Initially, Kenyan courts had held that in duplum rule only applied to the banks as was confirmed by Justice Tuiyot in the case of Desires Derive Limited v Britam Life Assurance Co. (K) Ltd. However, vide a letter dated 13th January 2018, Allen Waiyaki Gichuhi EBS, C. Arb personally petitioned Parliament to consider amending the Consumer Protection Act and introduce the in duplum principle to all money lending transactions. This is the position in South Africa where the in rule is enshrined in the National Credit Act, No 34 of 2005. In his view, the amendment would have saved innocent Kenyans from the shylocks who bleed them dry with usurious interest rates. It is against the backdrop of this petition that the researcher narrowed down to the two recently pronounced Rulings.
On the19th of August 2022, The High Court of Kenya delivered its judgement in: Mugure & 2 others v Higher Education Loans Board (Petition E002 of 2021) [2022] KEHC 11951 (KLR) where it held that all lenders including digital lenders and microfinance institutions, whether regulated under the Banking Act or not, are subject to the application of the In duplum rule. This was a game changer to the ruling that was delivered in the case of Momentum Credit Limited v Kabuiya (Civil Appeal E035 of 2022) [2022] KEHC 13705 (KLR), where the court had held that the In duplum rule does not apply to microfinance institutions operating under Microfinance Act.

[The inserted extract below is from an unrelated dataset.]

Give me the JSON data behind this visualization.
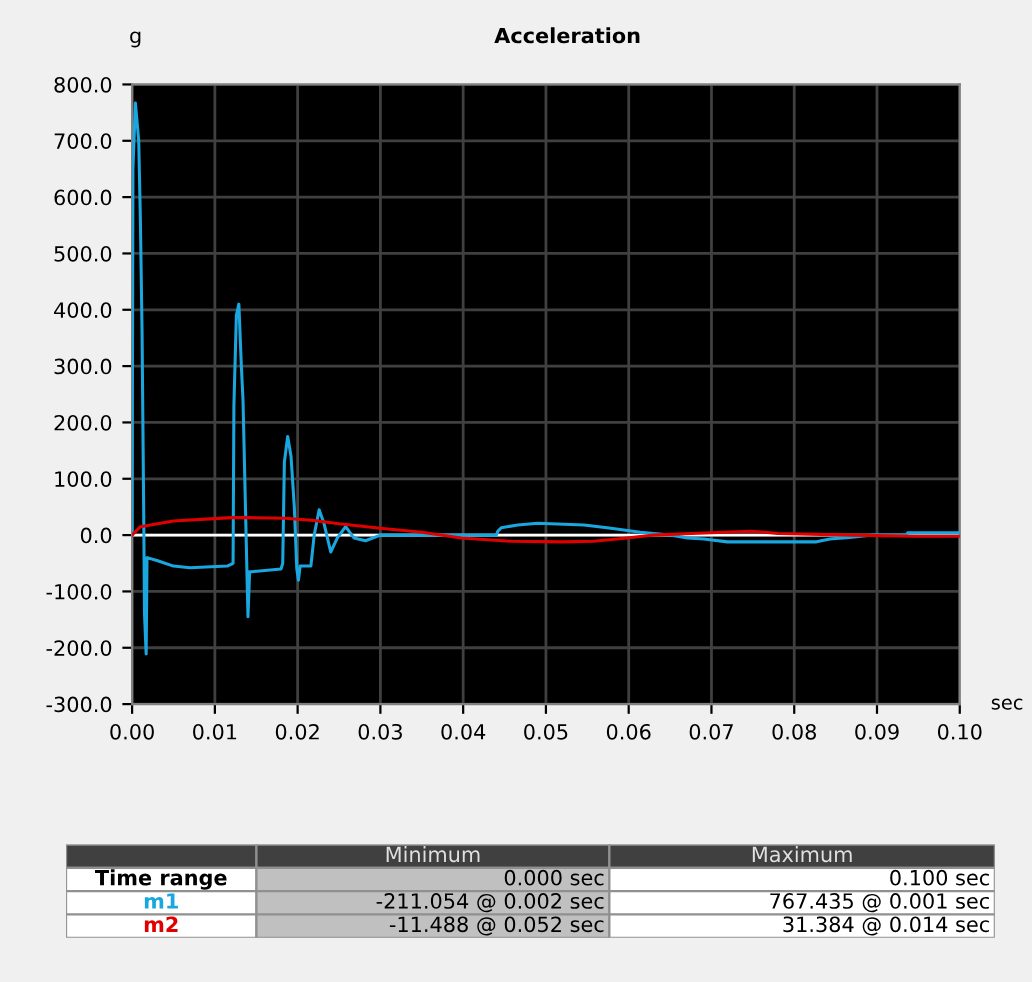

The Brief facts of the Momentum Credit case are as follows: A lender had given a facility to a borrower, who defaulted forcing the lender to recover the debt by disposing security provided by the borrower. Unfortunately, the sale proceeds were not sufficient to clear the outstanding debt. The lender therefore sued in the Small Claims Court for the shortfall. The borrower successfully argued before the Small Claims Court the lender as a microfinance institution was subject to the in duplum rule in the Banking Act. The Small Claims Court agreed and held the lender could not recover the shortfall in light of the exorbitant and unconscionable interest rates charged. On appeal, the High Court overturned these findings. The Court found the relevant provision of the Banking Act did not apply to the lender as it was not a deposit taking institution. Interest rates were governed by the contract between parties, and the Court would only interfere if the contract was unconscionable, unfair or oppressive. The borrower had not proved either of these so there was no basis for the Court to intervene. The Court therefore allowed the lender’s appeal and entered judgment for the shortfall in its favour. In this Case, the Court focused on who Section 44 of the Banking Act was meant to apply to. It held that the section only applied to banks, mortgage finance companies, and finance institutions gazetted by the Cabinet Secretary in charge of finance.
Implications

The in duplum rule was a creature of the Banking Act, Chapter 488 of the laws of Kenya, and applied to banks and financial institutions that are regulated under the Act. By extending the in duplum rule to those involved in “lending business” and failing to clarify what amounts to lending business, courts have widened the statutory berth to include unregulated lenders. The judgement would expose such unregulated lenders to lawsuits from borrowers who may feel disadvantaged by the penalties and interest imposed once the loans become non-performing. Therefore Lenders who are not regulated by the Banking Act should therefore tread carefully. With the 2022 Digital Credit Providers Regulations applying the rule to digital lenders, it would appear the winds are blowing towards In duplum applying to all forms of lending.
Reference
Introduction of the In Duplum Rule in Kenya: A Legal Mechanism of Equitable Distribution of Resources or a Poverty Redistribution Initiative? Georgiadis Makadia Khaseke 2008.